Et j’étais entre bonnes mains. Cet essai, qui arrive à nous mettre un sourire au visage au cœur de la tragédie, m’a tout simplement donné ce qu’il me manquait pour penser la mort sereinement. La forme du dialogue fait contraste, justement, avec ce silence assourdissant entourant le deuil dans notre société. C’est là tout le paradoxe : les auteurs ont trouvé une manière vivante pour parler de la mort. C’est dans cet enthousiasme entre ces deux magnifiques essayistes que j’ai pu prendre le temps de me poser.
Dans ces pages, Alain Vadeboncœur a mis des mots sur une chose, à mon sens, particulièrement importante : la mort n’est peut-être pas aussi taboue que nous voulons le croire dans notre société. Il fait, avec Mathieu Bélisle, son métier d’essayiste: poser le problème autrement. En effet, comme il le mentionne, la mort est présente dans les livres, les séries, les peintures, etc. Nous ne cherchons pas à la cacher. Il est vrai que, lors du décès de mes trois grands-parents, je n’ai eu aucune difficulté à en parler avec des collègues et amies. Pourtant, un trouble persistait chez moi et je n’arrivais pas à le circonscrire avant la lecture de cet essai. Pour cet urgentologue, « notre difficulté avec la mort, c’est peut-être surtout une question de manque d’expérience […] ».

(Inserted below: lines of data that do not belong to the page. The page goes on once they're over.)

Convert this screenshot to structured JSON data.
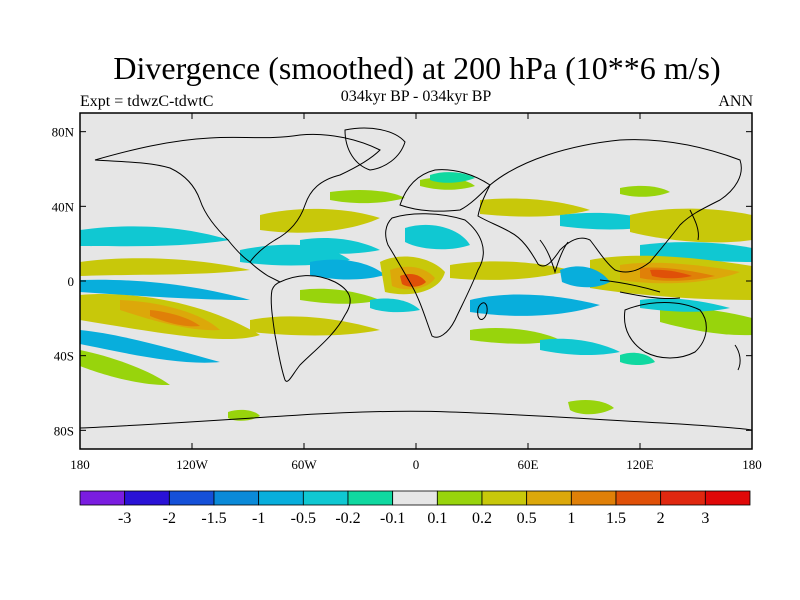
{
  "title": "Divergence (smoothed) at 200 hPa (10**6 m/s)",
  "subtitle_left": "Expt = tdwzC-tdwtC",
  "subtitle_center": "034kyr BP - 034kyr BP",
  "subtitle_right": "ANN",
  "map": {
    "lon_ticks": [
      "180",
      "120W",
      "60W",
      "0",
      "60E",
      "120E",
      "180"
    ],
    "lat_ticks": [
      "80N",
      "40N",
      "0",
      "40S",
      "80S"
    ],
    "lat_values": [
      80,
      40,
      0,
      -40,
      -80
    ],
    "lon_values": [
      -180,
      -120,
      -60,
      0,
      60,
      120,
      180
    ],
    "background": "#e6e6e6",
    "coastline_color": "#000000"
  },
  "colorbar": {
    "labels": [
      "-3",
      "-2",
      "-1.5",
      "-1",
      "-0.5",
      "-0.2",
      "-0.1",
      "0.1",
      "0.2",
      "0.5",
      "1",
      "1.5",
      "2",
      "3"
    ],
    "colors": [
      "#7a1de0",
      "#2a12d6",
      "#1550d8",
      "#0a8ad8",
      "#08aedc",
      "#10c8d2",
      "#10d8a0",
      "#e6e6e6",
      "#98d40c",
      "#c8c80a",
      "#dca80a",
      "#e08008",
      "#e05008",
      "#e02810",
      "#e00808"
    ]
  }
}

En lisant cette phrase, je me suis souvenu de mon trouble devant le corps inanimé de ma grand-mère. J’ai eu la chance de pouvoir rester dans la même pièce pendant un long moment avec elle. J’étais perdu devant l’absence de rituel pour m’aider à vivre avec ce que la poète Mélanie Noël appelle « l’inséparable distance ». C’est fou tout de même. La mort est l’une de nos rares certitudes et pourtant, nous ne savons pas totalement quoi en faire… J’errais dans ce monde où elle n’était plus.
Ce qui se dépose
Et encore, ce trouble est une chance, celle d’être présent et de pouvoir se recueillir auprès du corps. La mort est une chose, les disparitions associées en sont une autre. Chaque décès vient avec son lot de disparitions intimes.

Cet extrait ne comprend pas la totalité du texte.